Making sense of eigenvalue–eigenvector relationships: Math majors’ linear algebra – Geometry connections in a dynamic environment

•Qualitative case study on mathematics majors’ visualization of eigenvector–eigenvalue concepts in a dynamic environment.•Students’ reference to various modes of linear algebraic thinking and meta-representational competences.•The concreteness–necessity–generalizability principles as facilitatory tools in the evolution of students’ thinking about the eigenvector–eigenvalue concepts.

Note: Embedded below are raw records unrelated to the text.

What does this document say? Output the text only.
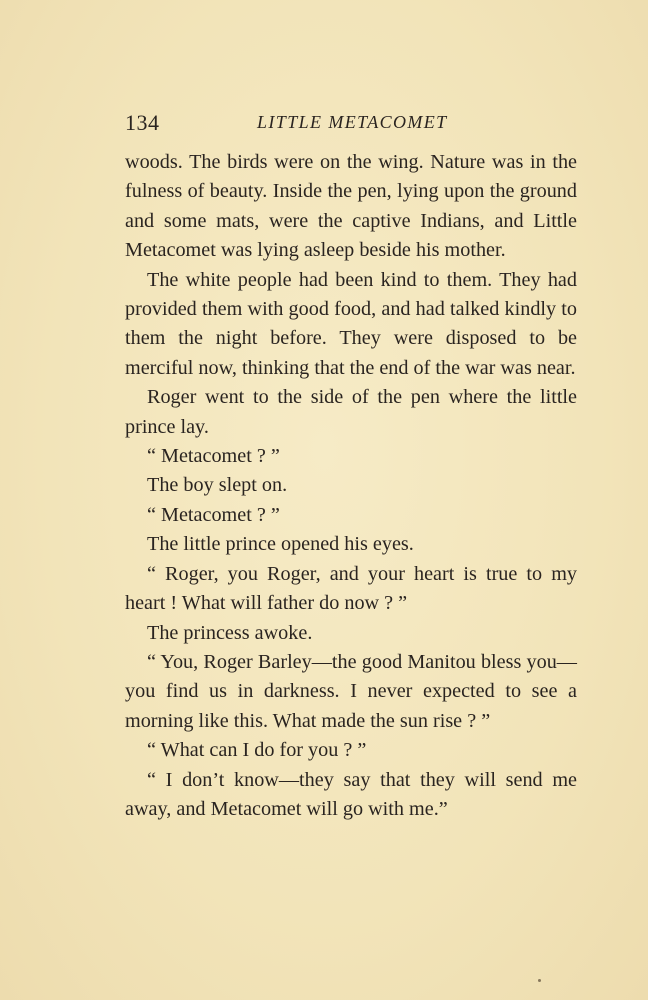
134	LITTLE METACOMET

woods. The birds were on the wing. Nature was in the fulness of beauty. Inside the pen, lying upon the ground and some mats, were the captive Indians, and Little Metacomet was lying asleep beside his mother.

The white people had been kind to them. They had provided them with good food, and had talked kindly to them the night before. They were disposed to be merciful now, thinking that the end of the war was near.

Roger went to the side of the pen where the little prince lay.

“ Metacomet ? ”

The boy slept on.

“ Metacomet ? ”

The little prince opened his eyes.

“ Roger, you Roger, and your heart is true to my heart ! What will father do now ? ”

The princess awoke.

“ You, Roger Barley—the good Manitou bless you—you find us in darkness. I never expected to see a morning like this. What made the sun rise ? ”

“ What can I do for you ? ”

“ I don’t know—they say that they will send me away, and Metacomet will go with me.”
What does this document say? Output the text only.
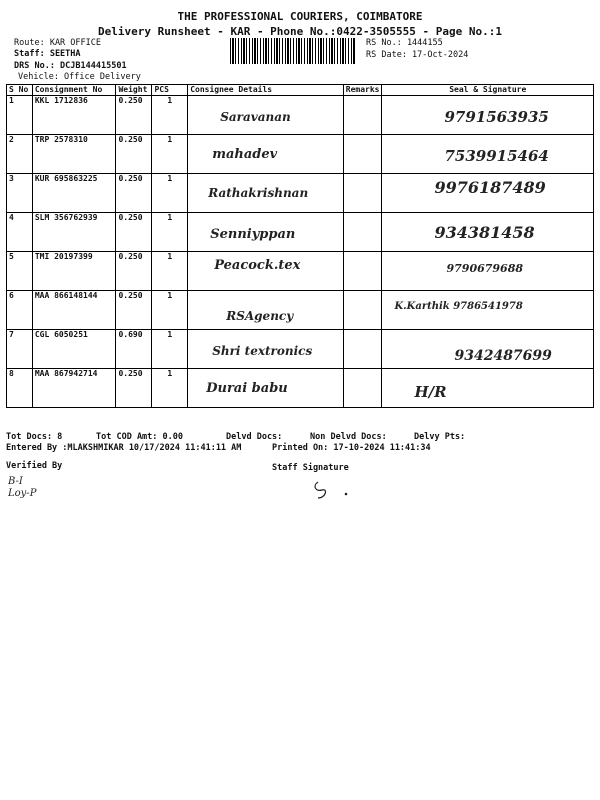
THE PROFESSIONAL COURIERS, COIMBATORE
Delivery Runsheet - KAR - Phone No.:0422-3505555 - Page No.:1
Route: KAR OFFICE
Staff: SEETHA
DRS No.: DCJB144415501
Vehicle: Office Delivery
RS No.: 1444155
RS Date: 17-Oct-2024
S No	Consignment No	Weight	PCS	Consignee Details	Remarks	Seal & Signature
1	KKL 1712836	0.250	1	Saravanan		9791563935

2	TRP 2578310	0.250	1	mahadev		7539915464

3	KUR 695863225	0.250	1	Rathakrishnan		9976187489

4	SLM 356762939	0.250	1	Senniyppan		934381458

5	TMI 20197399	0.250	1	Peacock.tex		9790679688

6	MAA 866148144	0.250	1	RSAgency		K.Karthik 9786541978

7	CGL 6050251	0.690	1	Shri textronics		9342487699

8	MAA 867942714	0.250	1	Durai babu		H/R
Tot Docs: 8	Tot COD Amt: 0.00	Delvd Docs:	Non Delvd Docs:	Delvy Pts:
Entered By :MLAKSHMIKAR 10/17/2024 11:41:11 AM	Printed On: 17-10-2024 11:41:34
Verified By	Staff Signature
B-I Loy-P
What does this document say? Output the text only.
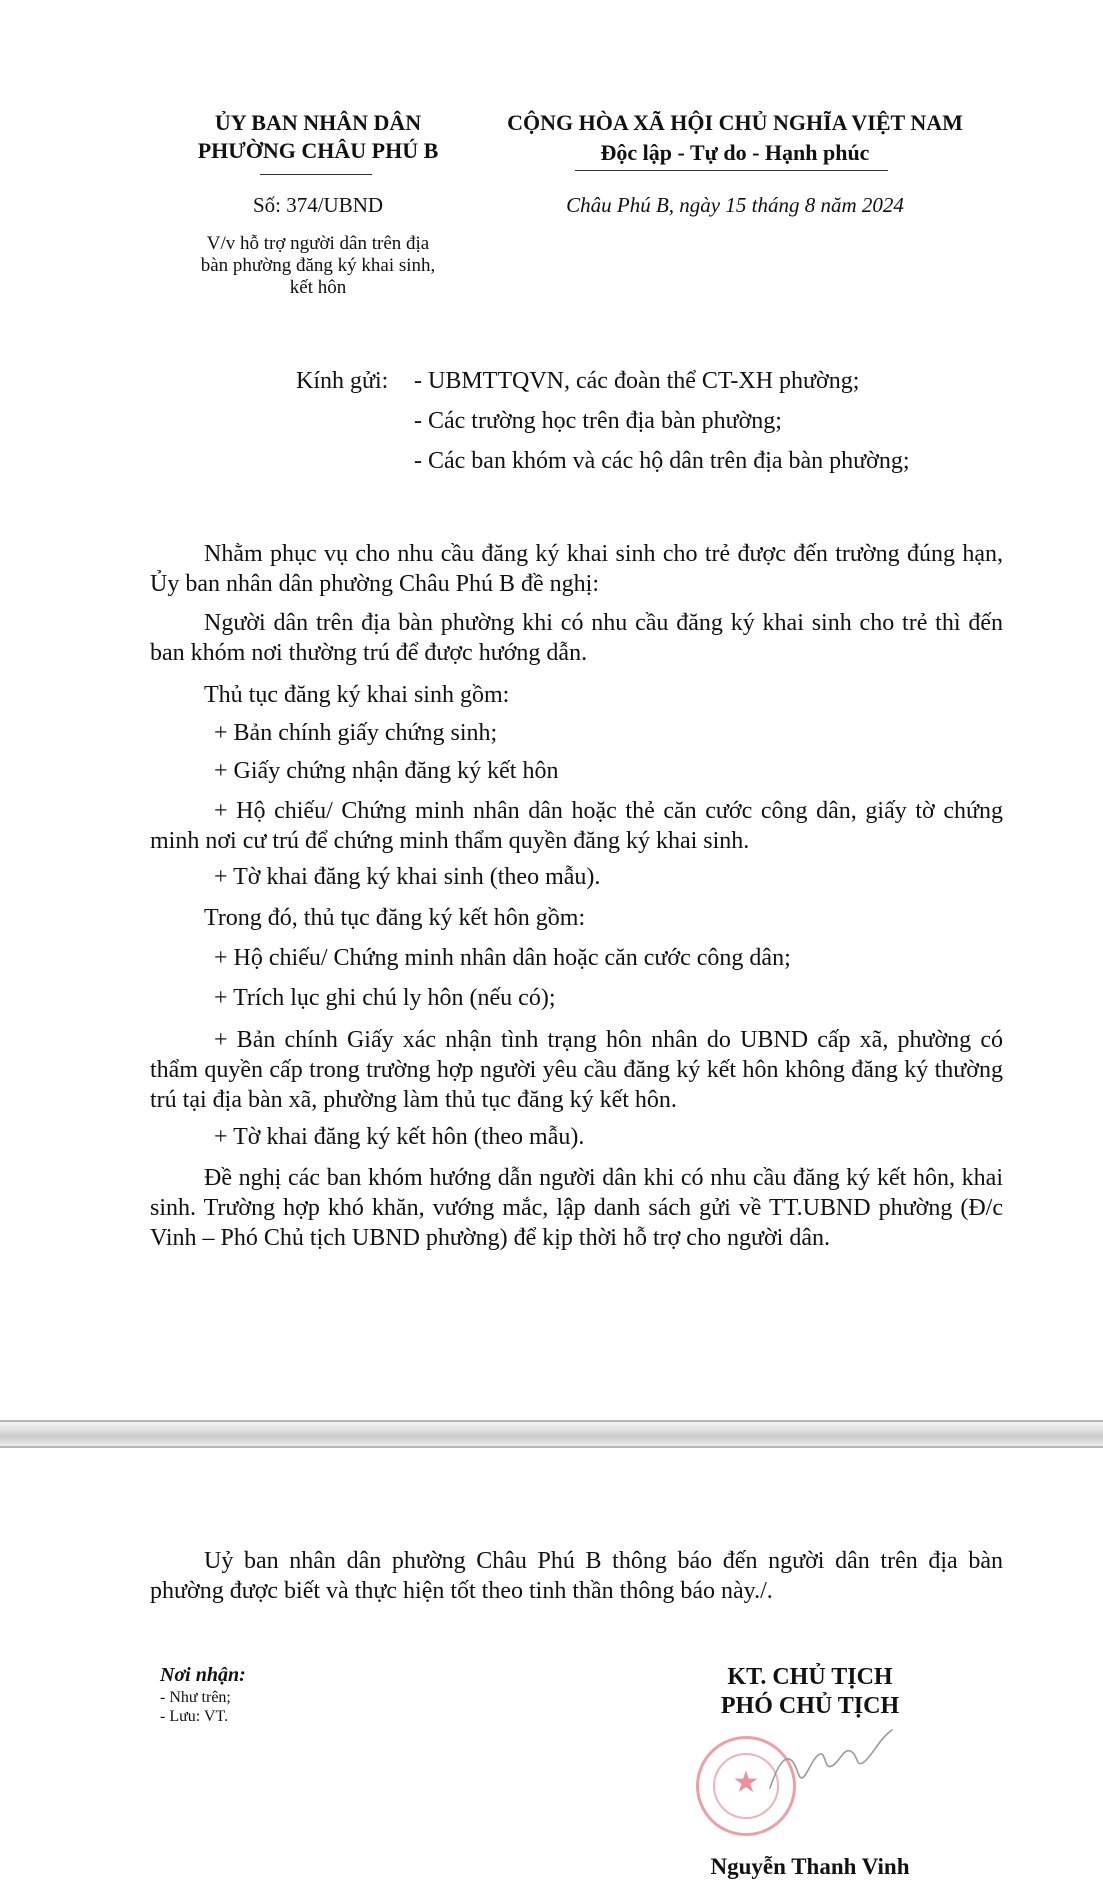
ỦY BAN NHÂN DÂN
PHƯỜNG CHÂU PHÚ B
CỘNG HÒA XÃ HỘI CHỦ NGHĨA VIỆT NAM
Độc lập - Tự do - Hạnh phúc
Số: 374/UBND	Châu Phú B, ngày 15 tháng 8 năm 2024
V/v hỗ trợ người dân trên địa
bàn phường đăng ký khai sinh,
kết hôn
Kính gửi: - UBMTTQVN, các đoàn thể CT-XH phường;
- Các trường học trên địa bàn phường;
- Các ban khóm và các hộ dân trên địa bàn phường;
Nhằm phục vụ cho nhu cầu đăng ký khai sinh cho trẻ được đến trường đúng hạn, Ủy ban nhân dân phường Châu Phú B đề nghị:
Người dân trên địa bàn phường khi có nhu cầu đăng ký khai sinh cho trẻ thì đến ban khóm nơi thường trú để được hướng dẫn.
Thủ tục đăng ký khai sinh gồm:
+ Bản chính giấy chứng sinh;
+ Giấy chứng nhận đăng ký kết hôn
+ Hộ chiếu/ Chứng minh nhân dân hoặc thẻ căn cước công dân, giấy tờ chứng minh nơi cư trú để chứng minh thẩm quyền đăng ký khai sinh.
+ Tờ khai đăng ký khai sinh (theo mẫu).
Trong đó, thủ tục đăng ký kết hôn gồm:
+ Hộ chiếu/ Chứng minh nhân dân hoặc căn cước công dân;
+ Trích lục ghi chú ly hôn (nếu có);
+ Bản chính Giấy xác nhận tình trạng hôn nhân do UBND cấp xã, phường có thẩm quyền cấp trong trường hợp người yêu cầu đăng ký kết hôn không đăng ký thường trú tại địa bàn xã, phường làm thủ tục đăng ký kết hôn.
+ Tờ khai đăng ký kết hôn (theo mẫu).
Đề nghị các ban khóm hướng dẫn người dân khi có nhu cầu đăng ký kết hôn, khai sinh. Trường hợp khó khăn, vướng mắc, lập danh sách gửi về TT.UBND phường (Đ/c Vinh – Phó Chủ tịch UBND phường) để kịp thời hỗ trợ cho người dân.
Uỷ ban nhân dân phường Châu Phú B thông báo đến người dân trên địa bàn phường được biết và thực hiện tốt theo tinh thần thông báo này./.
Nơi nhận:
- Như trên;
- Lưu: VT.
KT. CHỦ TỊCH
PHÓ CHỦ TỊCH
★
Nguyễn Thanh Vinh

The present qualitative case study on mathematics majors’ visualization of eigenvector–eigenvalue concepts in a dynamic environment highlights the significance of student-generated representations in a theoretical framework drawn from Sierpinska's (2000) modes of thinking in linear algebra. Such an approach seemed to provide the research participants with mathematical freedom, which resulted in an awareness of the multiple ways that eigenvalue–eigenvector relationships could be visualized in a manner that widened students’ repertoire of meta-representational competences (diSessa, 2004) in coordination with their preferred modes of visualization. Students’ expression of visual fluency in the course of making sense of the eigenvalue problem Au = λu associated with a variety of matrices occurred in different, yet not necessarily hierarchical modes of visualizations that differed from matrix to matrix: (i) synthetic/analytic mode manifested in the process of detecting eigenvectors when the sought eigenvector and the matrix-applied product vector were aligned in the same/opposite directions; (ii) analytic arithmetic mode manifested in the case of singular matrices (in the determination of the zero eigenvalue) and invertible matrices with nonreal eigenvalues; (iii) analytic structural mode, though rarely occurred, manifested in making sense of the trajectory (circle, ellipse, line segment) of the matrix-applied product vector and relating trajectory behavior to matrix type. While the connection between the thinking modes ( Sierpinska, 2000) and the concreteness–necessity–generalizability triad (Harel, 2000) was not sharp, math majors still frequently implemented the CNG principles, which proved facilitatory tools in the evolution of students’ thinking about the eigenvalue–eigenvector relationships.